If you don’t care for the fixed limits of Auto ISO described above, your camera actually allows you to customize both the low and high boundary of what the camera will choose while in Auto ISO. When in the ISO menu and you’ve selected Auto, just use the Right arrow to move to the right. Hitting UP and DOWN now will change your minimum AUTO ISO value; then move to the right once more and you’re adjusting your Maximum Auto ISO. Notice that with this feature you can set the upper end of ISO as high as 51,200 (which I strongly discourage). I keep mine set to between 100 and 3200 for casual shooting. I’ll set the ISO to something higher (and switch to RAW mode or MFNR mode) when there’s just no other choice.
Notice that the last three ISO choices ("32,000", “40,000”, and "51,200") have bars above and below them, as seen in Figure 6-30. Why the bars?

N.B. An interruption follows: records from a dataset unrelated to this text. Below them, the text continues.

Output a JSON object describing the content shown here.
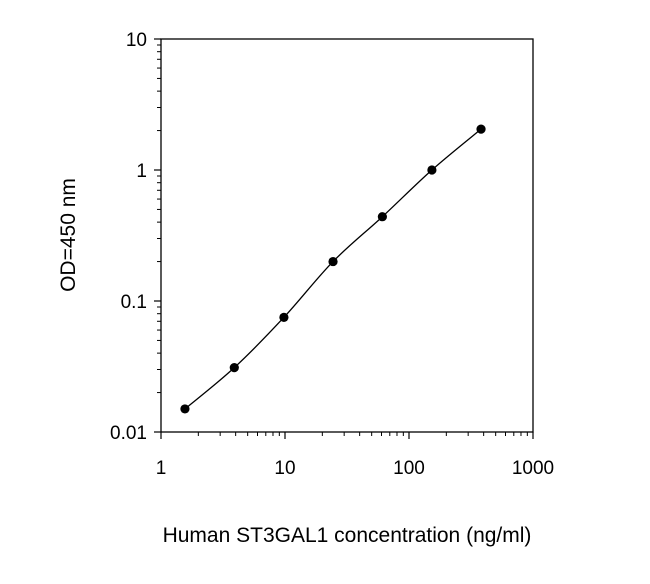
{
  "chart_data": {
    "type": "scatter",
    "title": "",
    "xlabel": "Human ST3GAL1 concentration (ng/ml)",
    "ylabel": "OD=450 nm",
    "xscale": "log",
    "yscale": "log",
    "xlim": [
      1,
      1000
    ],
    "ylim": [
      0.01,
      10
    ],
    "x_ticks": [
      1,
      10,
      100,
      1000
    ],
    "x_tick_labels": [
      "1",
      "10",
      "100",
      "1000"
    ],
    "y_ticks": [
      0.01,
      0.1,
      1,
      10
    ],
    "y_tick_labels": [
      "0.01",
      "0.1",
      "1",
      "10"
    ],
    "grid": false,
    "legend": "none",
    "series": [
      {
        "x": [
          1.56,
          3.9,
          9.8,
          24.4,
          61,
          153,
          381
        ],
        "y": [
          0.015,
          0.031,
          0.075,
          0.2,
          0.44,
          1.0,
          2.05
        ],
        "marker": "circle",
        "line": "smooth",
        "color": "#000000"
      }
    ]
  }
}
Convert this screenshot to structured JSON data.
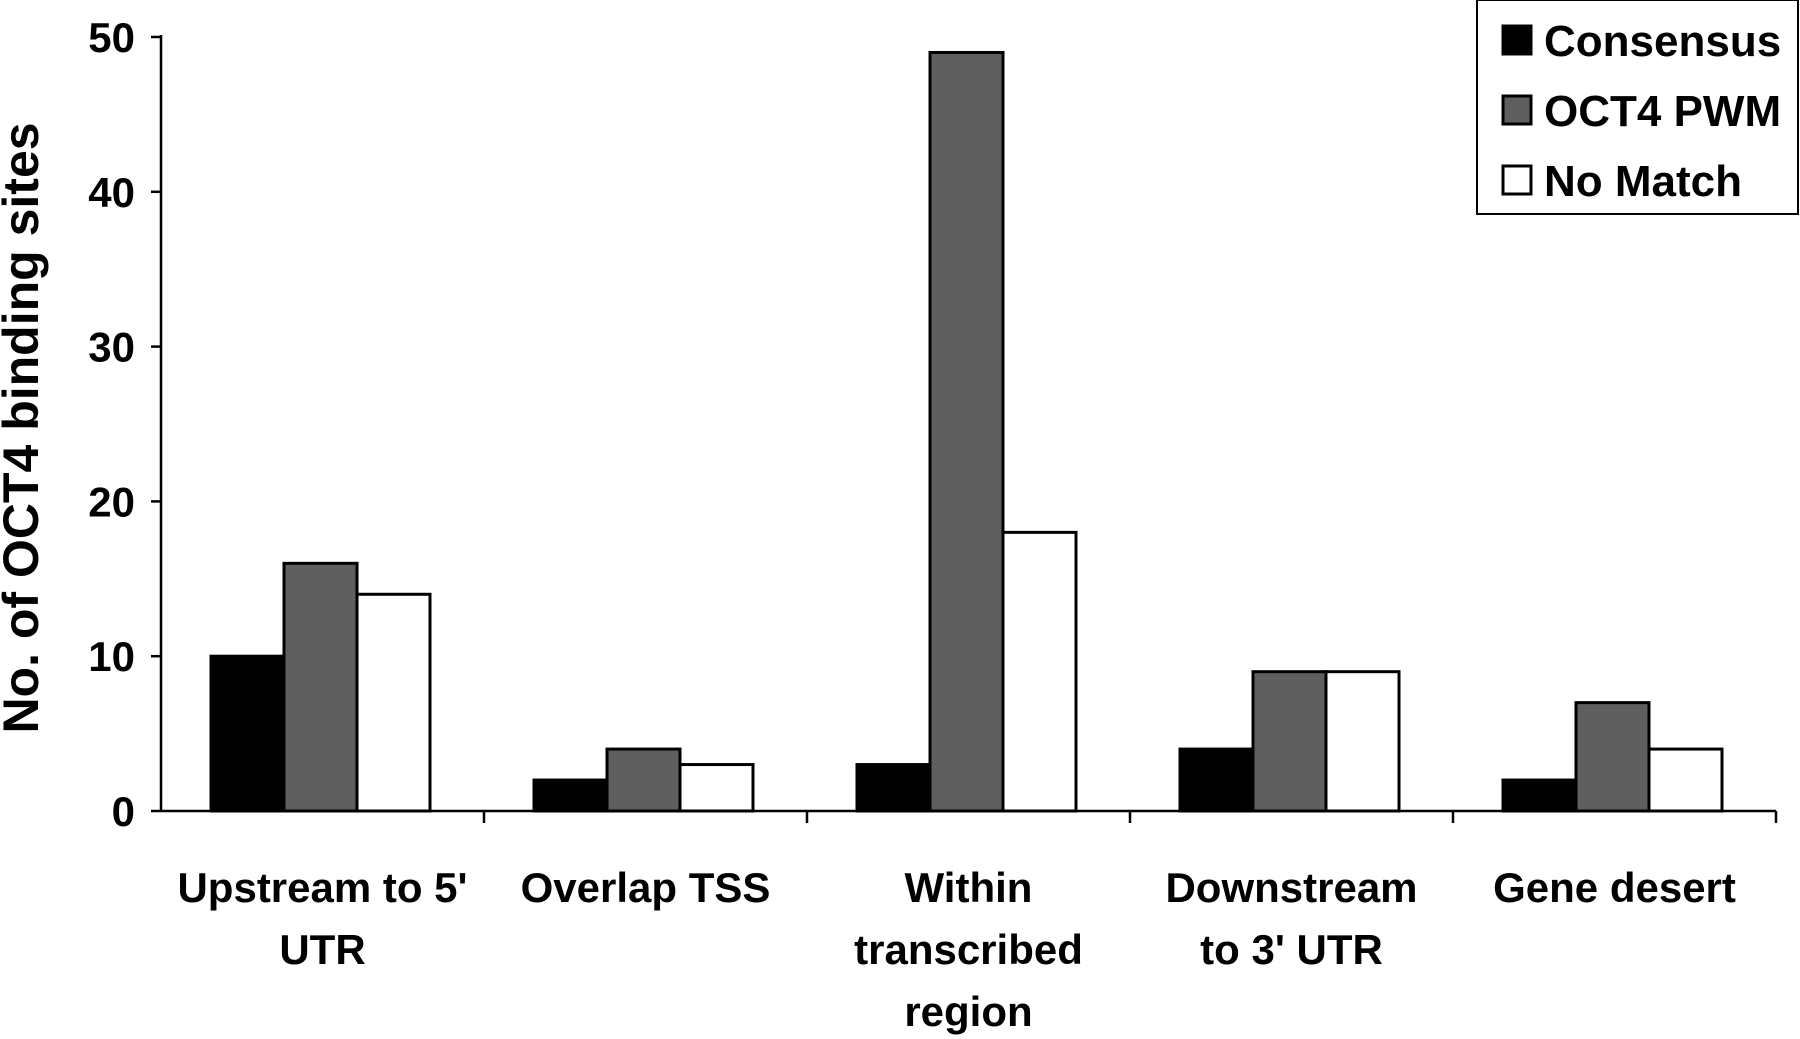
{
  "chart_data": {
    "type": "bar",
    "categories": [
      [
        "Upstream to 5'",
        "UTR"
      ],
      [
        "Overlap TSS"
      ],
      [
        "Within",
        "transcribed",
        "region"
      ],
      [
        "Downstream",
        "to 3' UTR"
      ],
      [
        "Gene desert"
      ]
    ],
    "series": [
      {
        "name": "Consensus",
        "values": [
          10,
          2,
          3,
          4,
          2
        ],
        "color": "#000000"
      },
      {
        "name": "OCT4 PWM",
        "values": [
          16,
          4,
          49,
          9,
          7
        ],
        "color": "#5f5f5f"
      },
      {
        "name": "No Match",
        "values": [
          14,
          3,
          18,
          9,
          4
        ],
        "color": "#ffffff"
      }
    ],
    "ylabel": "No. of OCT4 binding sites",
    "xlabel": "",
    "ylim": [
      0,
      50
    ],
    "yticks": [
      0,
      10,
      20,
      30,
      40,
      50
    ],
    "grid": false,
    "legend_position": "top-right"
  }
}
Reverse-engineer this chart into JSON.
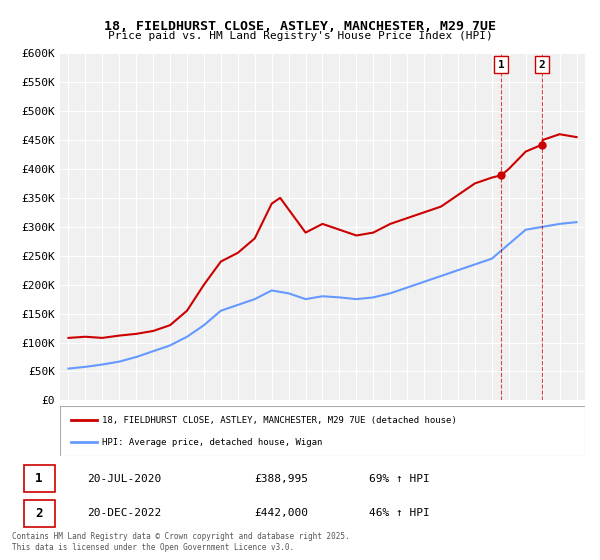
{
  "title": "18, FIELDHURST CLOSE, ASTLEY, MANCHESTER, M29 7UE",
  "subtitle": "Price paid vs. HM Land Registry's House Price Index (HPI)",
  "ylabel_ticks": [
    "£0",
    "£50K",
    "£100K",
    "£150K",
    "£200K",
    "£250K",
    "£300K",
    "£350K",
    "£400K",
    "£450K",
    "£500K",
    "£550K",
    "£600K"
  ],
  "ylim": [
    0,
    600000
  ],
  "ytick_vals": [
    0,
    50000,
    100000,
    150000,
    200000,
    250000,
    300000,
    350000,
    400000,
    450000,
    500000,
    550000,
    600000
  ],
  "xlim_start": 1994.5,
  "xlim_end": 2025.5,
  "hpi_color": "#6699ff",
  "price_color": "#cc0000",
  "bg_color": "#f0f0f0",
  "grid_color": "#ffffff",
  "marker1_x": 2020.55,
  "marker1_y": 388995,
  "marker1_label": "1",
  "marker2_x": 2022.97,
  "marker2_y": 442000,
  "marker2_label": "2",
  "legend_line1": "18, FIELDHURST CLOSE, ASTLEY, MANCHESTER, M29 7UE (detached house)",
  "legend_line2": "HPI: Average price, detached house, Wigan",
  "table_row1": [
    "1",
    "20-JUL-2020",
    "£388,995",
    "69% ↑ HPI"
  ],
  "table_row2": [
    "2",
    "20-DEC-2022",
    "£442,000",
    "46% ↑ HPI"
  ],
  "copyright_text": "Contains HM Land Registry data © Crown copyright and database right 2025.\nThis data is licensed under the Open Government Licence v3.0.",
  "hpi_line": {
    "x": [
      1995,
      1996,
      1997,
      1998,
      1999,
      2000,
      2001,
      2002,
      2003,
      2004,
      2005,
      2006,
      2007,
      2008,
      2009,
      2010,
      2011,
      2012,
      2013,
      2014,
      2015,
      2016,
      2017,
      2018,
      2019,
      2020,
      2021,
      2022,
      2023,
      2024,
      2025
    ],
    "y": [
      55000,
      58000,
      62000,
      67000,
      75000,
      85000,
      95000,
      110000,
      130000,
      155000,
      165000,
      175000,
      190000,
      185000,
      175000,
      180000,
      178000,
      175000,
      178000,
      185000,
      195000,
      205000,
      215000,
      225000,
      235000,
      245000,
      270000,
      295000,
      300000,
      305000,
      308000
    ]
  },
  "price_line": {
    "x": [
      1995,
      1996,
      1997,
      1998,
      1999,
      2000,
      2001,
      2002,
      2003,
      2004,
      2005,
      2006,
      2007,
      2007.5,
      2008,
      2009,
      2010,
      2011,
      2012,
      2013,
      2014,
      2015,
      2016,
      2017,
      2018,
      2019,
      2020,
      2020.55,
      2021,
      2022,
      2022.97,
      2023,
      2024,
      2025
    ],
    "y": [
      108000,
      110000,
      108000,
      112000,
      115000,
      120000,
      130000,
      155000,
      200000,
      240000,
      255000,
      280000,
      340000,
      350000,
      330000,
      290000,
      305000,
      295000,
      285000,
      290000,
      305000,
      315000,
      325000,
      335000,
      355000,
      375000,
      385000,
      388995,
      400000,
      430000,
      442000,
      450000,
      460000,
      455000
    ]
  }
}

Figure 6-30: The last three ISO values have bars surrounding them. That means these are not ISO values that are native to the sensor. |
The short answer is that this CMOS sensor actually has a native hi-end speed of 25,600. The last three values just amplifies the signal, resulting in disproportionally more noise than if the sensor had those speeds natively. This isn’t a bad thing unless you push it to far, like how Nikon achieved 7-figure ISO values in their latest D5. :-)
This is one of those technical things that you really don’t need to know. The mantra “The higher the ISO, the greater the noise” still applies.